Julia Evans

A few things I've learned about Kubernetes

I’ve been learning about Kubernetes at work recently. I only started seriously thinking about it maybe 6 months ago – my partner Kamal has been excited about Kubernetes for a few years (him: “julia! you can run programs without worrying what computers they run on! it is so cool!“, me: “I don’t get it, how is that even possible”), but I understand it a lot better now.

This isn’t a comprehensive explanation or anything, it’s some things I learned along the way that have helped me understand what’s going on.

These days I am actually setting up a cluster instead of just reading about it on the internet and being like “what is that??” so I am learning much faster :)

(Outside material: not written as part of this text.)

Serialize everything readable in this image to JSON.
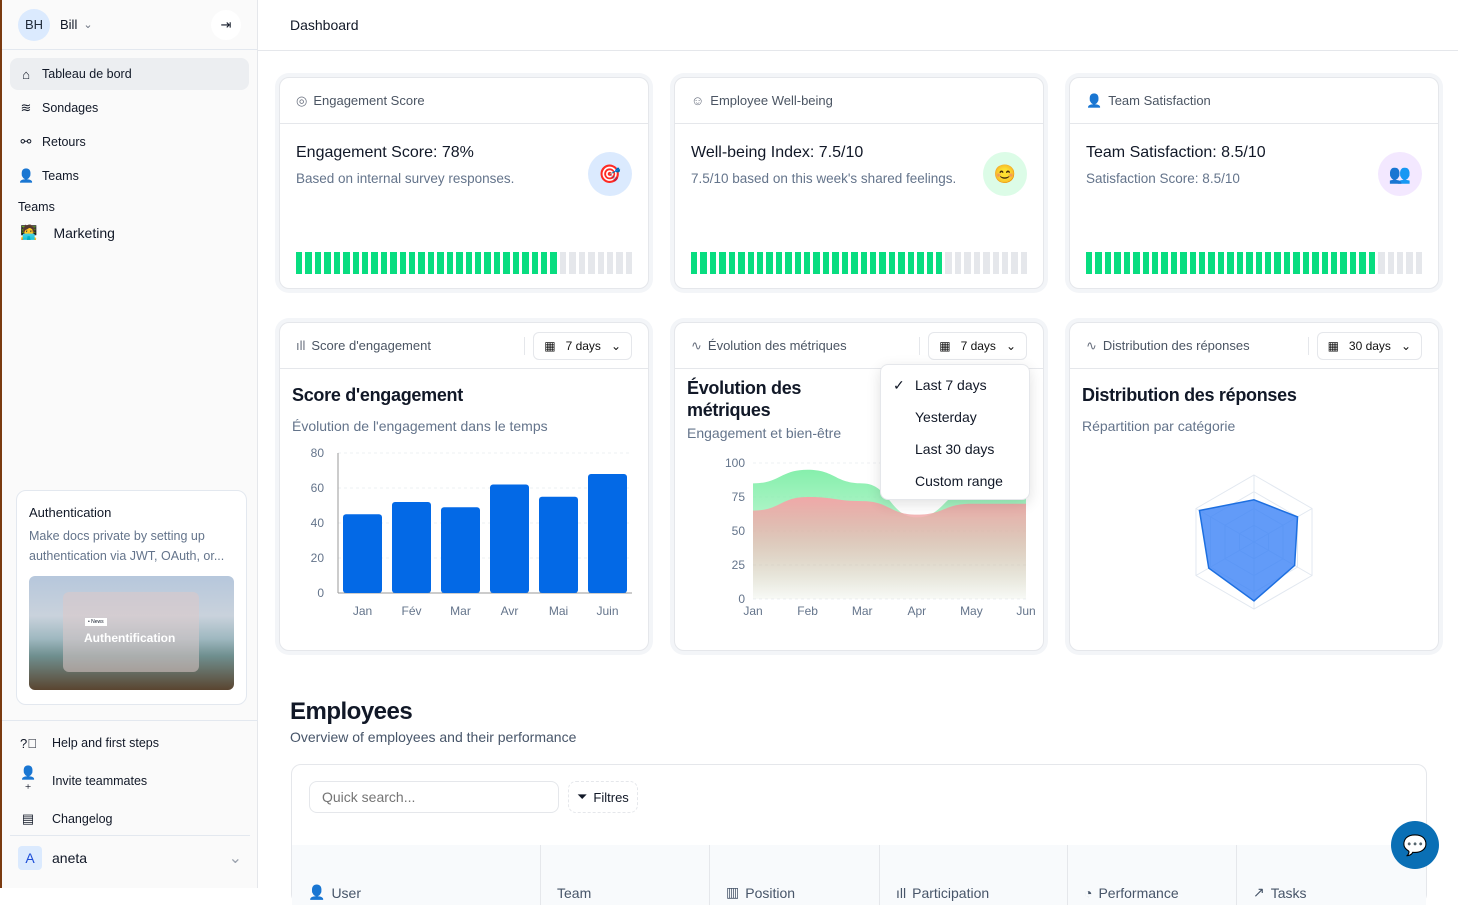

I’m not going to try to explain what Kubernetes is. I liked Kelsey Hightower’s introductory talk at Strange Loop called “Managing Containers at Scale with CoreOS and Kubernetes”, and Kelsey has given TONS of great Kubernetes talks over the years if you want an intro.

Basically Kubernetes is a distributed system that runs programs (well, containers) on computers. You tell it what to run, and it schedules it onto your machines.

a couple sketches

I drew a couple of “scenes from kubernetes” sketches today trying to explain very briefly things like “what happens when you add a new node?“. Click for a bigger version.

Kubernetes from the ground up

One of first thing that helped me understand what was going on with Kubernetes was Kamal’s “Kubernetes from the ground up” series

He basically walks you through how all the Kubernetes components work with each other one at a time – “look, you can run the kubelet by itself! And if you have a kubelet, you can add the API server and just run those two things by themselves! Okay, awesome, now let’s add the scheduler!” I found it a lot easier to understand when presented like this. Here’s the 3 post series:

Basically these posts taught me that:

  • the “kubelet” is in charge of running containers on nodes
  • If you tell the API server to run a container on a node, it will tell the kubelet to get it done (indirectly)
  • the scheduler translates “run a container” to “run a container on node X”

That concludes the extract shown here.